Here's an approach using the tidyverse
and purrr
:
library(tidyverse)
useful <- c(" Busti
169 425 Total 2,786 5,259 Franklin
256 410", "Total 1,399 2,915 Arkwright 154 320 Smyrna 179 319 Deposit 110 169")
map(useful, str_squish) %>%
str_split("\\s+")
# [[1]]
# [1] "Busti" "169" "425" "Total" "2,786" "5,259" "Franklin" "256" "410"
#
# [[2]]
# [1] "Total" "1,399" "2,915" "Arkwright" "154" "320" "Smyrna" "179" "319" "Deposit" "110"
# [12] "169"
Alternatively:
map(useful, str_squish) %>%
str_split("\\s+(?=[[:alpha:]])")
# [[1]]
# [1] "Busti 169 425" "Total 2,786 5,259" "Franklin 256 410"
#
# [[2]]
# [1] "Total 1,399 2,915" "Arkwright 154 320" "Smyrna 179 319" "Deposit 110 169"

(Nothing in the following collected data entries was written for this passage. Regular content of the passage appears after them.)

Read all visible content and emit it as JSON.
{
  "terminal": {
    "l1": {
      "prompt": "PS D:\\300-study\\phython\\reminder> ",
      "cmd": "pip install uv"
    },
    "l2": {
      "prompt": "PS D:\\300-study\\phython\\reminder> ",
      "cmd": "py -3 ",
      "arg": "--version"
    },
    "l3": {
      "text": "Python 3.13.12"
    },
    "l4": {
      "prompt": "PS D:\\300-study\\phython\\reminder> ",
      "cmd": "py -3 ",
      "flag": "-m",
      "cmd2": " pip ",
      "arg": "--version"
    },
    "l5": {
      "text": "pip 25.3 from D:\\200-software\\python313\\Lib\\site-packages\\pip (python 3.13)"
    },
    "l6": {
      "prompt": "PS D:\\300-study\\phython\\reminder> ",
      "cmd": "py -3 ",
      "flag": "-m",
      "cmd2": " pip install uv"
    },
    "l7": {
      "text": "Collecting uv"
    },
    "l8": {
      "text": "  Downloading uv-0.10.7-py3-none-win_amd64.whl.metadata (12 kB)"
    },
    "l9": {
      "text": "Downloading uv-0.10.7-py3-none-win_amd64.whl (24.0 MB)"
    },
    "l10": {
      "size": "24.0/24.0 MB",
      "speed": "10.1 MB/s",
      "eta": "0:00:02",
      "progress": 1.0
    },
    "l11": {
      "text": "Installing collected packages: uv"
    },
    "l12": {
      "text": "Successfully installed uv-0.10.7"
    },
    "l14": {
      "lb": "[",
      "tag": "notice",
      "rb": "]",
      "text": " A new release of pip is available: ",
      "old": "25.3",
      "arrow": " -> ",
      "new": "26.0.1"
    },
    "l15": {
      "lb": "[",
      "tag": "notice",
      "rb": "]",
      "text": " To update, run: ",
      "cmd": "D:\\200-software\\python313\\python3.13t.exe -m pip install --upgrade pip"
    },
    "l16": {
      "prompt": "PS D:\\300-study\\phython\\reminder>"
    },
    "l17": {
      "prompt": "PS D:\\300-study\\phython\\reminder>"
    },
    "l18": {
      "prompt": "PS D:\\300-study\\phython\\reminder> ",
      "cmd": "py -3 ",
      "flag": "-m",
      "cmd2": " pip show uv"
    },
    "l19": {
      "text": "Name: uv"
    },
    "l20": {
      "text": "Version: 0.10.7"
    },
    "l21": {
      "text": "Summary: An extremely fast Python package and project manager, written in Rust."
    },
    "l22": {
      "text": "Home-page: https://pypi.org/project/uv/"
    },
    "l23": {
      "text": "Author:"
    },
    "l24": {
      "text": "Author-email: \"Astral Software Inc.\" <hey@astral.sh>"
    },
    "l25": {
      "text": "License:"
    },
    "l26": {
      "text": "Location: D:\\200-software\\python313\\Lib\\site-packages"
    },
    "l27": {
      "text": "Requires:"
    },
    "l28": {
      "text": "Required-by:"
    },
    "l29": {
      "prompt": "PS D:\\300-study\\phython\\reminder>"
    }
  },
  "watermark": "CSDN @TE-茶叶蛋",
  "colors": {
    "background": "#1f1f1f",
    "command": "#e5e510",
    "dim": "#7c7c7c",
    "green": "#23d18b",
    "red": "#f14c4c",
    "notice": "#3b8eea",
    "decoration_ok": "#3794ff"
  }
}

And then you may want to consider...
map(useful, str_squish) %>%
str_split("\\s+(?=[[:alpha:]])") %>%
enframe %>%
unnest
# # A tibble: 7 x 2
# name value
# <int> <chr>
# 1 1 Busti 169 425
# 2 1 Total 2,786 5,259
# 3 1 Franklin 256 410
# 4 2 Total 1,399 2,915
# 5 2 Arkwright 154 320
# 6 2 Smyrna 179 319
# 7 2 Deposit 110 169
Or even...
map(useful, str_squish) %>%
str_split("\\s+(?=[[:alpha:]])") %>%
enframe %>%
unnest %>%
separate(value, c("Group", "Item1", "Item2"), sep = "\\s") %>%
mutate_at(vars(starts_with("Item")), ~ str_replace(., ",", "") %>% as.numeric)
# # A tibble: 7 x 4
# name Group Item1 Item2
# <int> <chr> <dbl> <dbl>
# 1 1 Busti 169 425
# 2 1 Total 2786 5259
# 3 1 Franklin 256 410
# 4 2 Total 1399 2915
# 5 2 Arkwright 154 320
# 6 2 Smyrna 179 319
# 7 2 Deposit 110 169
And finally, if the number of "items" is unknown or of varying length, you'll want to do something like the following and/or reference this question:
map(useful, str_squish) %>%
str_split("\\s+(?=[[:alpha:]])") %>%
enframe %>%
unnest %>%
mutate(to_sep = str_split(value, "\\s")) %>%
unnest(to_sep) %>%
group_by(value) %>%
mutate(row = row_number()) %>%
spread(row, to_sep)
# # A tibble: 7 x 5
# # Groups: value [7]
# name value `1` `2` `3`
# <int> <chr> <chr> <chr> <chr>
# 1 1 Busti 169 425 Busti 169 425
# 2 1 Franklin 256 410 Franklin 256 410
# 3 1 Total 2,786 5,259 Total 2,786 5,259
# 4 2 Arkwright 154 320 Arkwright 154 320
# 5 2 Deposit 110 169 Deposit 110 169
# 6 2 Smyrna 179 319 Smyrna 179 319
# 7 2 Total 1,399 2,915 Total 1,399 2,915
You may want to consider breaking this off into a more specific question, especially now that you are providing the pdf and ask more directly what you are trying to achieve. That being said, I'm not sure the blanks are relevant here, as you could use the following pipeline.
library(pdftools)
library(tidyverse)
text <- pdf_text("https://www.dec.ny.gov/docs/wildlife_pdf/09deerrpt.pdf")
clean_text <-
text %>%
str_squish() %>%
magrittr::extract(., 14:17) %>%
paste(collapse = " ") %>%
# First get rid of the header text
str_remove("New York State Department of Environmental.*TOTAL TAKE. ") %>%
# Now get rid of Page numbers, e.g., Page 14, Page 15
str_remove_all("Page [[:digit:]]{2}") %>%
# Get rid of the COUNTY labels since they're not going to line up anyway...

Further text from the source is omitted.